Our lives—and the ideas that constitute them—are iterative works in progress. Humans understood this as early as the sixth century b.c., when the Greek philosopher Heraclitus insisted that change was inevitable and ever present—that we are constantly in the process of “becoming.” As Heraclitus famously declared: “No man ever steps in the same river twice,” meaning that everything flows, nothing stands still. Because youth is itself an in-between time, existing in the space between childhood and adulthood, it is an era of becoming.

In the mid-1800s, the French poet and essayist Charles Baudelaire wrote: The child sees everything in a state of newness….Nothing more resembles what we call inspiration than the delight with which a small child absorbs form and colour….Genius is nothing more nor less than childhood recovered at will.

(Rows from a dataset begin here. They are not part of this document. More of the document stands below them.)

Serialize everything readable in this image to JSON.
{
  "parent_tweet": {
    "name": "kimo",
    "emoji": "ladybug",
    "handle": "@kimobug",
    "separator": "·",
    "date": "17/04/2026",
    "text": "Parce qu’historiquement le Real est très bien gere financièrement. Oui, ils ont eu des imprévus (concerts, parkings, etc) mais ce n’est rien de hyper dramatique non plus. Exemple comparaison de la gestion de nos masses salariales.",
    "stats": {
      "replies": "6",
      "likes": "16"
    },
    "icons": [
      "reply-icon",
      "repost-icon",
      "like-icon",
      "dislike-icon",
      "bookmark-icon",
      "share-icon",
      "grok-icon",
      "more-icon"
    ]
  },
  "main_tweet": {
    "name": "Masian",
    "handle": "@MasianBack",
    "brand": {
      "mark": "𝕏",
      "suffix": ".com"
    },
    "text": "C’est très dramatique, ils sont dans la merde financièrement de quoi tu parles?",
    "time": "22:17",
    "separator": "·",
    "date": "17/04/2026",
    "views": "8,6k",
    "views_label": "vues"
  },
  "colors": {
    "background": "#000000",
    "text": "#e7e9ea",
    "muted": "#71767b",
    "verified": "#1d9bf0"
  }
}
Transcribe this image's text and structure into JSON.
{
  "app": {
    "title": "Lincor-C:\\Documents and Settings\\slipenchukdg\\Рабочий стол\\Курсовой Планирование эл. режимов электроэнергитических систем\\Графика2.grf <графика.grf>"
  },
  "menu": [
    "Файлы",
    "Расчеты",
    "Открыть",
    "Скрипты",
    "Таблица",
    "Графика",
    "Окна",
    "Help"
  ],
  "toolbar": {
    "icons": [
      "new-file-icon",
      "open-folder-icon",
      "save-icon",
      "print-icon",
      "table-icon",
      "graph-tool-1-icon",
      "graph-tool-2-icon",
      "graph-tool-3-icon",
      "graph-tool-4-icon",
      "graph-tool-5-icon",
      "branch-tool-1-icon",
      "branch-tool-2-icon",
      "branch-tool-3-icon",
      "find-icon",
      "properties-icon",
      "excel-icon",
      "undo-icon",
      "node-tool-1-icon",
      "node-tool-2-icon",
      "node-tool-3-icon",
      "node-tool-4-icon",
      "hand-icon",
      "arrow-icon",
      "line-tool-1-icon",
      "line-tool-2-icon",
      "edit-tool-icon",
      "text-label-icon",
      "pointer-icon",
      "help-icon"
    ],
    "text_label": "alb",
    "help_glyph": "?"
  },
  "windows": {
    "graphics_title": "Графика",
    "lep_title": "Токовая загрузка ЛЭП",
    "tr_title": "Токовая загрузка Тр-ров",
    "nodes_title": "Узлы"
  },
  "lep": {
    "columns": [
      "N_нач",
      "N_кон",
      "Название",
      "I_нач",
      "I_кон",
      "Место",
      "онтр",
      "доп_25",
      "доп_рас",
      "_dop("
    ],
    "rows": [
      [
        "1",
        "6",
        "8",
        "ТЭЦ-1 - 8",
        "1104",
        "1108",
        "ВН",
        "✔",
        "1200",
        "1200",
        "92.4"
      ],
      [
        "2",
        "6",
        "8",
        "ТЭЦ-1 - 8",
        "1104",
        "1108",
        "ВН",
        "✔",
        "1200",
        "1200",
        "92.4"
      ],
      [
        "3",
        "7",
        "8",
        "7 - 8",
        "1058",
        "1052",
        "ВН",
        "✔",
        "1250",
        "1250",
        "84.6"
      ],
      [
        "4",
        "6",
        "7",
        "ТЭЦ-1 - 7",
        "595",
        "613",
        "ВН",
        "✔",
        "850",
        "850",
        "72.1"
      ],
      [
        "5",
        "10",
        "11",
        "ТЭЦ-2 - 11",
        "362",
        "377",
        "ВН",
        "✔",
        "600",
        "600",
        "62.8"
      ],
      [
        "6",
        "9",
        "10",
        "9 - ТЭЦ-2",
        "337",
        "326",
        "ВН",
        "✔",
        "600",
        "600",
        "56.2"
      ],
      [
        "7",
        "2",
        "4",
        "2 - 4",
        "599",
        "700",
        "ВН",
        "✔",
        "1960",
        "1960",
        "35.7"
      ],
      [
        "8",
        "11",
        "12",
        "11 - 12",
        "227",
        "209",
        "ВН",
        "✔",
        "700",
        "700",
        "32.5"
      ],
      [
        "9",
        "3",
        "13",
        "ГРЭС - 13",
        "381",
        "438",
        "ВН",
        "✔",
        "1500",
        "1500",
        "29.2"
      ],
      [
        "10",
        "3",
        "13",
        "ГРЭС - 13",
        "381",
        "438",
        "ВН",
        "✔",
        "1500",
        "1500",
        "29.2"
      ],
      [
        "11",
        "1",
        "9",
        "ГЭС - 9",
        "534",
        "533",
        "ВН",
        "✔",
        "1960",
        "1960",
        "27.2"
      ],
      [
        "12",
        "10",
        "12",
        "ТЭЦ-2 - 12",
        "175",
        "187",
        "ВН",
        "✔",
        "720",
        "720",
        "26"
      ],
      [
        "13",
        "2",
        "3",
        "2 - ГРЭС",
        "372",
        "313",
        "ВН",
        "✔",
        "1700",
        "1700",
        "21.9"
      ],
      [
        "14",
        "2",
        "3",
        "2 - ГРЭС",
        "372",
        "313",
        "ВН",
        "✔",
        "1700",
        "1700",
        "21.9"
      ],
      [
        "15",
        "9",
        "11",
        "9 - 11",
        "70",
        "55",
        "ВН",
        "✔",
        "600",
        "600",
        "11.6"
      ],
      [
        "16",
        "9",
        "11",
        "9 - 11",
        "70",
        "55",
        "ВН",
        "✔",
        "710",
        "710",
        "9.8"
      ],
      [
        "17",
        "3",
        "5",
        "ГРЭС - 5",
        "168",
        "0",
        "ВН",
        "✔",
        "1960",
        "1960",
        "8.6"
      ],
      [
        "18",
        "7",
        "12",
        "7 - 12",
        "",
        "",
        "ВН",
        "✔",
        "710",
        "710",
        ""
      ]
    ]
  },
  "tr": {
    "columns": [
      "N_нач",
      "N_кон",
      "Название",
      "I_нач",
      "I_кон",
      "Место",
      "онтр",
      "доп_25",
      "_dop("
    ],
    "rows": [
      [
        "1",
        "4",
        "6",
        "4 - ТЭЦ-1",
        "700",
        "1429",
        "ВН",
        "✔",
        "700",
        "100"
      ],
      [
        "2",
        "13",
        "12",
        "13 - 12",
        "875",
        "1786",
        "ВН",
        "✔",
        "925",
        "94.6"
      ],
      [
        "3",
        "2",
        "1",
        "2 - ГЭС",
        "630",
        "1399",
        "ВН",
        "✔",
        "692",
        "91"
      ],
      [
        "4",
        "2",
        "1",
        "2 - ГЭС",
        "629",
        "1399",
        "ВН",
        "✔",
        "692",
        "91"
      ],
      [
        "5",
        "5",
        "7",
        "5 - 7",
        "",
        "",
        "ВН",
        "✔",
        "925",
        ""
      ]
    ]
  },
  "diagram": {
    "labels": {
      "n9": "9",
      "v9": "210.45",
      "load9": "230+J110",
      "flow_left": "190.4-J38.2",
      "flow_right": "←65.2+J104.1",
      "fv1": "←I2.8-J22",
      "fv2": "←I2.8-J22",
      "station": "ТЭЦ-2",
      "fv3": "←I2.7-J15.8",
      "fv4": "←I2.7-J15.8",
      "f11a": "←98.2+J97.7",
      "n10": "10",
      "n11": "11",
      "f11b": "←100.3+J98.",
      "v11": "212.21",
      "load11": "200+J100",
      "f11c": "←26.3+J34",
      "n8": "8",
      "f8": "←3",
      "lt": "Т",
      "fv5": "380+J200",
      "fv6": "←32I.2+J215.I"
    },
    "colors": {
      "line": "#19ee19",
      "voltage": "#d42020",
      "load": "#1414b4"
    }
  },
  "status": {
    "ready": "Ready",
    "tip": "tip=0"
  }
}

Artists, entrepreneurs, inventors, and innovators seek to hold on to this aspect of youth: a time in which every encounter is new, pregnant with possibility. After all, isn’t this what children instinctively do, and Walt Disney spent decades trying to do—imagining and building new worlds?

In 1966, Robert F. Kennedy delivered his most impactful speech, known as the “Day of Affirmation” address (or the “Ripple of Hope” speech), to more than 18,000 students in Cape Town, South Africa, stirring an optimistic narrative to confront apartheid and justice in both South Africa and the United States. While the address is largely remembered for how it shook up the politics around civil rights issues in the two countries, it also contains a stirring reflection on youth as a state of mind: This world demands the qualities of youth: not a time of life but a state of mind, a temper of the will, a quality of imagination, a predominance of courage over timidity, of the appetite for adventure over the life of ease.

Children are beginners at being in the world. But even as adults, we are constantly finding ourselves in situations, contexts, and cultures where we feel like a fish out of water, where we’re still figuring out the rules of the game. We may do grown-up things like finding parking spaces and paying our bills. But we shouldn’t equate this with growing up.

The world needs our youthful courage now more than ever.